The sequence of events described above underlies the importance of frequent monitoring of white blood cell counts when clozapine and cancer treatments are concomitantly administered. The normal white blood cell count prior to the onset of chemotherapy and subsequent drop following it, with improvements after the chemotherapy cycles, were maintained during and after radiation treatment. This makes the possibility of a synergistic effect less likely in this particular case, and no persistent neutropenia is noted, unlike in other cases reported in the literature. [5]

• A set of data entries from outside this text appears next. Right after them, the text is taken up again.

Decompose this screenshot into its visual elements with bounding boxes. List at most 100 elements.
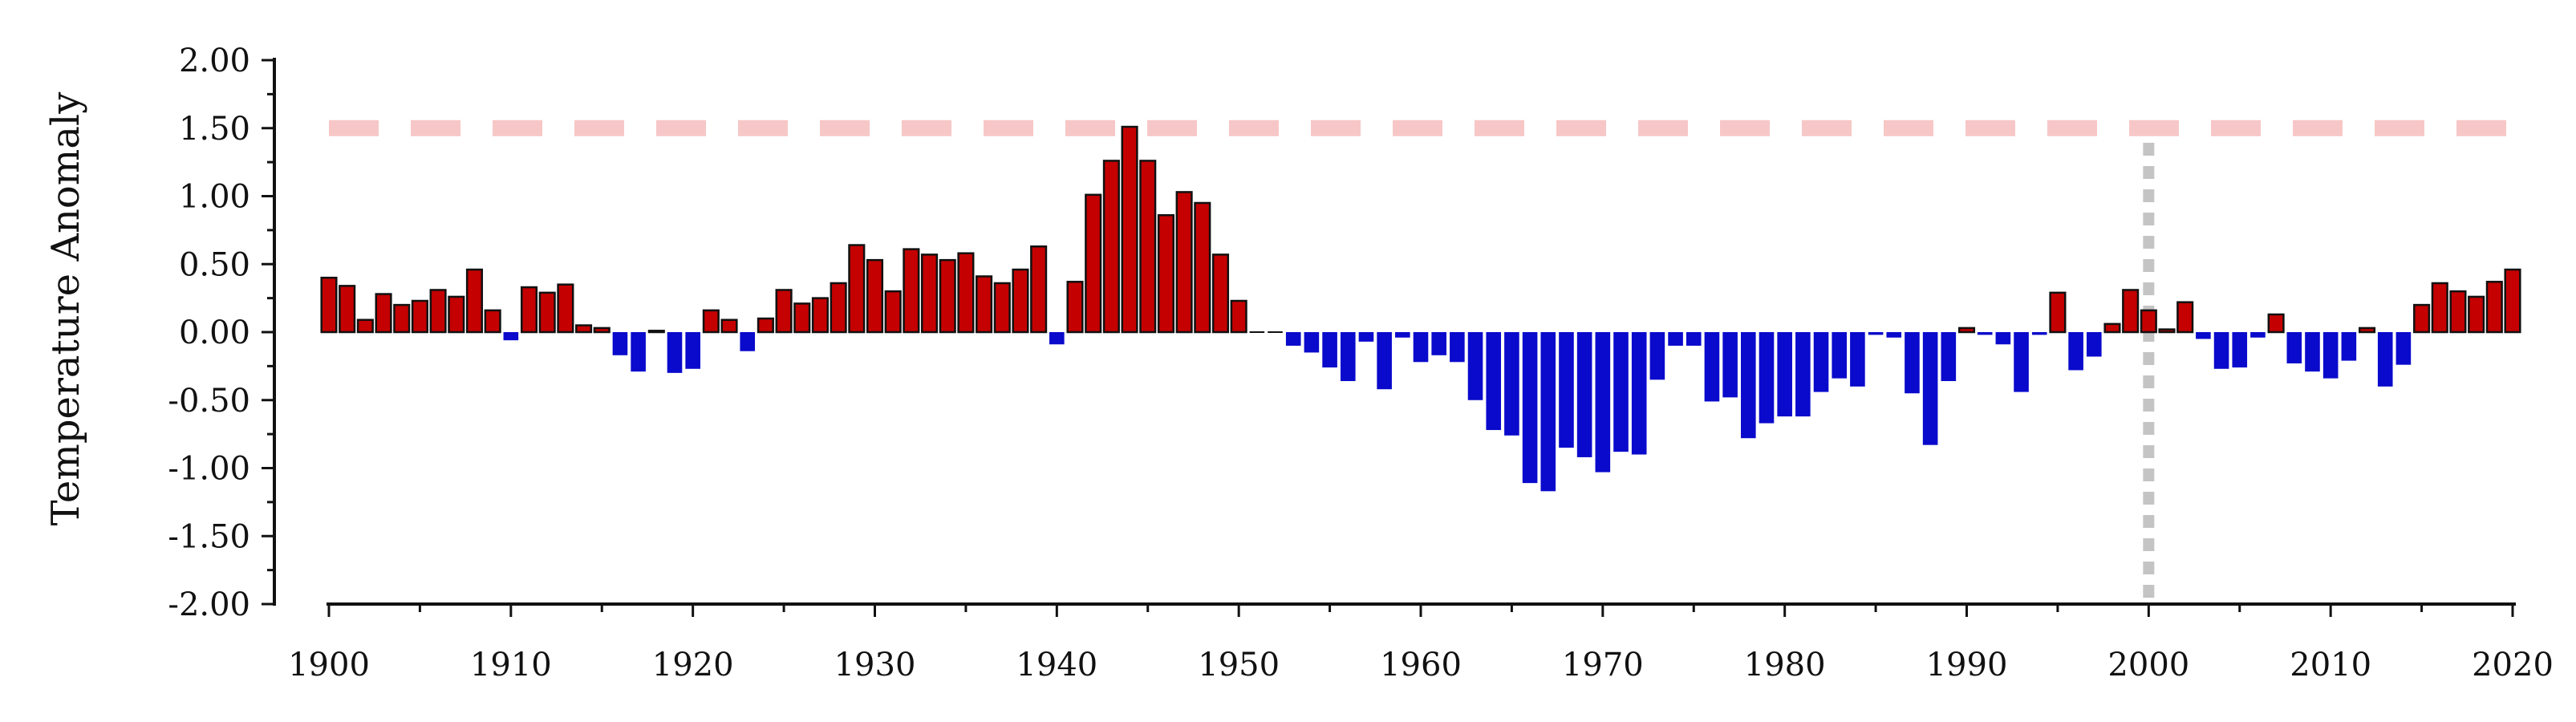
bar — [2250, 332, 2266, 338]
bar — [356, 318, 374, 334]
y-axis-title-group: Temperature Anomaly — [43, 92, 88, 526]
bar — [503, 332, 519, 341]
bar — [1759, 332, 1775, 424]
bar — [2086, 332, 2102, 357]
bar — [1995, 332, 2011, 345]
bar — [920, 254, 939, 334]
bar — [1957, 327, 1976, 334]
bar — [2468, 295, 2485, 334]
bar — [2504, 268, 2521, 334]
bar — [1121, 125, 1138, 334]
bar — [884, 290, 902, 334]
bar — [1740, 332, 1756, 439]
bar — [1030, 245, 1048, 334]
bar — [575, 324, 593, 334]
bar — [976, 275, 993, 334]
bar — [1868, 332, 1884, 335]
bar — [2103, 322, 2121, 334]
bar — [775, 289, 793, 334]
bar — [593, 327, 611, 334]
bar — [465, 268, 484, 334]
bar — [2413, 303, 2431, 334]
bar — [1157, 213, 1174, 334]
bar — [393, 303, 411, 334]
bar — [2449, 290, 2467, 334]
x-tick-label: 2010 — [2290, 647, 2371, 683]
bar — [993, 282, 1011, 334]
y-axis: 2.00 1.50 1.00 0.50 0.00 -0.50 -1.00 -1.50 -2.00 — [168, 43, 276, 623]
bar — [631, 332, 646, 372]
bar — [2377, 332, 2393, 387]
bar — [1413, 332, 1429, 363]
x-tick-label: 1950 — [1198, 647, 1280, 683]
x-tick-label: 1900 — [288, 647, 370, 683]
bar — [1322, 332, 1337, 368]
bar — [612, 332, 628, 355]
bar — [2431, 282, 2448, 334]
bar — [1704, 332, 1720, 402]
bar — [1941, 332, 1957, 382]
bar — [1722, 332, 1738, 398]
bar — [2485, 281, 2503, 334]
bar — [1431, 332, 1446, 355]
x-tick-label: 1980 — [1744, 647, 1826, 683]
bar — [520, 286, 538, 334]
bar — [429, 289, 447, 334]
bar — [1977, 332, 1993, 335]
bar — [1395, 332, 1410, 338]
y-tick-label: 0.50 — [179, 246, 250, 283]
bar — [1230, 299, 1247, 334]
bar — [1358, 332, 1374, 342]
bar — [1649, 332, 1665, 380]
bar — [2305, 332, 2320, 372]
x-tick-label: 1930 — [834, 647, 916, 683]
y-tick-label: -2.00 — [168, 586, 250, 623]
bar — [2232, 332, 2248, 368]
y-tick-label: -1.00 — [168, 451, 250, 488]
bar — [866, 258, 884, 334]
reference-lines — [329, 120, 2513, 601]
bar — [667, 332, 683, 373]
bar — [757, 317, 774, 334]
bar — [1340, 332, 1356, 382]
bar — [1304, 332, 1320, 353]
bar — [740, 332, 756, 351]
y-axis-title: Temperature Anomaly — [43, 92, 88, 526]
bar — [1540, 332, 1556, 492]
bar — [720, 318, 738, 334]
bar — [1795, 332, 1811, 417]
bar — [939, 258, 956, 334]
y-tick-label: 1.00 — [179, 179, 250, 216]
bar — [830, 282, 847, 334]
bar — [1777, 332, 1792, 417]
bar — [1631, 332, 1647, 455]
x-tick-label: 1910 — [470, 647, 552, 683]
bar — [1377, 332, 1392, 390]
bar — [1450, 332, 1465, 363]
bar — [1049, 332, 1065, 345]
bar — [448, 295, 465, 334]
bar — [1102, 160, 1120, 334]
bar — [1668, 332, 1683, 346]
x-tick-label: 2000 — [2107, 647, 2189, 683]
bar — [1595, 332, 1611, 473]
bar — [557, 283, 574, 334]
bar — [2049, 291, 2067, 334]
bar — [411, 299, 428, 334]
y-tick-label: -0.50 — [168, 383, 250, 420]
bar — [1504, 332, 1519, 436]
bar — [685, 332, 700, 369]
bar — [2395, 332, 2412, 365]
bar — [1613, 332, 1629, 452]
x-axis: 1900 1910 1920 1930 1940 1950 1960 1970 1980 1990… — [288, 602, 2554, 683]
bar — [1850, 332, 1865, 387]
bar — [848, 244, 866, 334]
x-tick-label: 1970 — [1562, 647, 1644, 683]
bar — [957, 252, 975, 334]
bar — [1467, 332, 1483, 400]
x-tick-label: 1990 — [1926, 647, 2008, 683]
bar — [2031, 332, 2047, 335]
bar — [811, 297, 830, 334]
bar — [2196, 332, 2211, 339]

In previously reported cases, clozapine replaced by haloperidol [6],[7] and olanzapine [8] following neutropenia led to a psychotic relapse, which necessitated reintroduction of clozapine. Considering this evidence, the continuation of clozapine despite the steep drop in the total white blood cell and the absolute neutrophil count following the first chemotherapy cycle, though a difficult decision to make, was aided by extensive discussion and shared decision making between the liaison psychiatrist and medical oncologist, and also with the patient and his brother, who was the primary caregiver. This step was followed during radiation therapy too. The proactive use of colony stimulating factor in the subsequent chemotherapy cycles proved useful, as reported in the literature. [7]

 Conclusion



It is possible to continue clozapine in a patient with chronic schizophrenia undergoing chemoradiation for cancer with close supervision and collaboration with oncology clinicians. As the evidence in this topic is limited and controlled trials would not be possible, it is important to share the experience and add to the existing literature to facilitate an informed decision making by the clinicians in managing dually vulnerable patients with comorbid schizophrenia and cancer.

References

1Goulet K, Grignon S. Case report: Clozapine given in the context of chemotherapy for lung cancer. Psychooncology 2008;17:512-6.
2Wesson ML, Finnegan DM, Clark PI. Continuing clozapine despite neutropenia. Br J Psychiatry 1996;168:217-20.
3Clozapine and chemotherapy. In: Taylor D, Paton C, Kapur S, editors. Maudsley Prescribing guidelines. 10 th ed. London: Informa Health Care; 2009. p. 74.
4Avnon M, Stolerman I. Clozapine, cancer and schizophrenia. Am J Psychiatry 1993;150:1562-3.
5Rosenstock J. Clozapine therapy during cancer treatment. Am J Psychiatry 2004;16:175.
6Hundertmark J, Campbell P. Reintroduction of clozapine after diagnosis of lymphoma. Br J Psychiatry2001;178:576.
7Frieri T, Barzega G, Bada A, Villari V. Maintaining clozapine treatment during chemotherapy for non-Hodgkin's lymphoma. Prog Neuropsychopharmacol Biol Psychiatry2008;32:1611-2.
8Rosenberg I, Mekinulov B, Cohen LJ, Galynker I. Restarting clozapine treatment during ablation chemotherapy and stem cell transplant for Hodgkin's lymphoma. Am J Psychiatry 2007;164:1438-9.